At the meeting table “Mobile First” is just used as a vague term to emphasize the fact that you’re not going to ignore how the product is going to look for a majority of online users. The endless descriptions, Medium articles and showcases of how “Mobile First” will save you much of your precious time and nerves, rarely feature any pragmatic reference to people using it in their workflow. They’re just revealed scripture.

Let’s examine the inverse. Now that I’ve written the above - what does that make me? Obviously that makes me a “Mobile First”-heretic. By criticizing and emphasizing the paradigms absurdity, I committed the mortal sin. Since “Mobile First” is the best way to do things and I’m not for it, I must clearly be against efficiency and mobile devices in general. Now soon to be painted with the broad tar brush, who’s going to take me serious anymore? Who’s going to hire me? Certainly not the HR and product managers at big tech companies nodding in silent agreement, while their head of UI design talks about the advantages of “Mobile First”. Can I hear an Amen? - Aaamen

What I’m alluding to, is obviously the Groupthink (a term coined by Orwell and elaborated on by Irving Janis) we can witness in the tech industry. The very centerpiece, the internet, was branded as a space for free and open exchange of ideas. Reality looks different. Large state owned or private institutions defend their vested interests and dissidents are ostracized. For large corporations, it’s sometimes easier to publish more propaganda than to change their way of doing things or (heaven forbid) admit that they were wrong.

Is there an actually use-case for “Mobile First Design”?

To have the title not be completely misleading, I can imagine one situation where “Mobile First” actually makes sense - app development. Since the majority of the users will be on small devices like phones, extrapolating or “stretching” the app onto tablet size, might actually be the smartest way to go about things.

Conclusion

There’s no need to overly emphasize the fact that the above mentioned “Graceful degradation” (excuse the Newspeak), is the superior concept, pragmatically speaking, it is the only one that works properly and that most folks are doing anyway. I assure you, nobody is creating a desktop design from a mobile design, unidirectional and ends up with something remotely visually appealing. Sophisticated designers are always switching back and forth, adjusting gradients, background images and stylistic elements, according the current screen’s requirements.

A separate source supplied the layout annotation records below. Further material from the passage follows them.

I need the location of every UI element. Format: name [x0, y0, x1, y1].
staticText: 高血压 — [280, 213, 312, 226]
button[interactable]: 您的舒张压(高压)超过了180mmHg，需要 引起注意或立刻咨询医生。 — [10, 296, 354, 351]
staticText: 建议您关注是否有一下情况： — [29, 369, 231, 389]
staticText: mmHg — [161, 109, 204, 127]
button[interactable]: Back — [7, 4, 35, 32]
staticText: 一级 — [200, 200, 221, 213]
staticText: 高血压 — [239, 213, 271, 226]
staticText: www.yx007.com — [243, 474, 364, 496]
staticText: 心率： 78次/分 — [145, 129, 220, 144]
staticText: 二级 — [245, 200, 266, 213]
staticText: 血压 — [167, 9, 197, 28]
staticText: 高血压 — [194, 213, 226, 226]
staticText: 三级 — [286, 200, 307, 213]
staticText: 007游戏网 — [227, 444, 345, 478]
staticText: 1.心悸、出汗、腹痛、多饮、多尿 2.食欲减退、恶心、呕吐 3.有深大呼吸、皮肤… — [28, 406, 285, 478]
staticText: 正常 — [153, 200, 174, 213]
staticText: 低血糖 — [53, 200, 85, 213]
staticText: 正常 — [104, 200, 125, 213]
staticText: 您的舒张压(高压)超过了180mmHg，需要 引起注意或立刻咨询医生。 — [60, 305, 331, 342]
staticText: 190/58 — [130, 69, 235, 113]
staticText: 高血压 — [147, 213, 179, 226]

Although “Mobile First Design” is inconvenient in it’s purest form, it is certainly possible to create a desktop design from a mobile screen design, by retaining the color scheme, fonts and general design language. Just like it’s possible for a symphony orchestra to play a Nokia ringtone from the late 90s. But that’s not the same thing. This is what I was referring to above with people “imagining” to do “Mobile First”.

“Mobile First Design” commonly infers coming up with a fixed set of elements that are to be reorganized and reused on larger screen sizes (think, an orchestra of Nokia phones). As soon as you start to invent new elements for every successively larger screen size - that’s not “Mobile First”, that’s just multi-screen design (which is perfectly fine).

Now you might say: “Just because you can’t imagine it or you can’t do it, doesn’t mean it’s not possible”.

Well, it sure might be possible, that doesn’t make it good, that doesn’t even make it halfway decent. My central point is this, “Mobile First” is just a buzzword, a symbolism referring to a paradigm that doesn’t exist in reality. It should be called “Mobile Also”, but that wouldn’t work - not nearly catchy enough (remember “America First”?).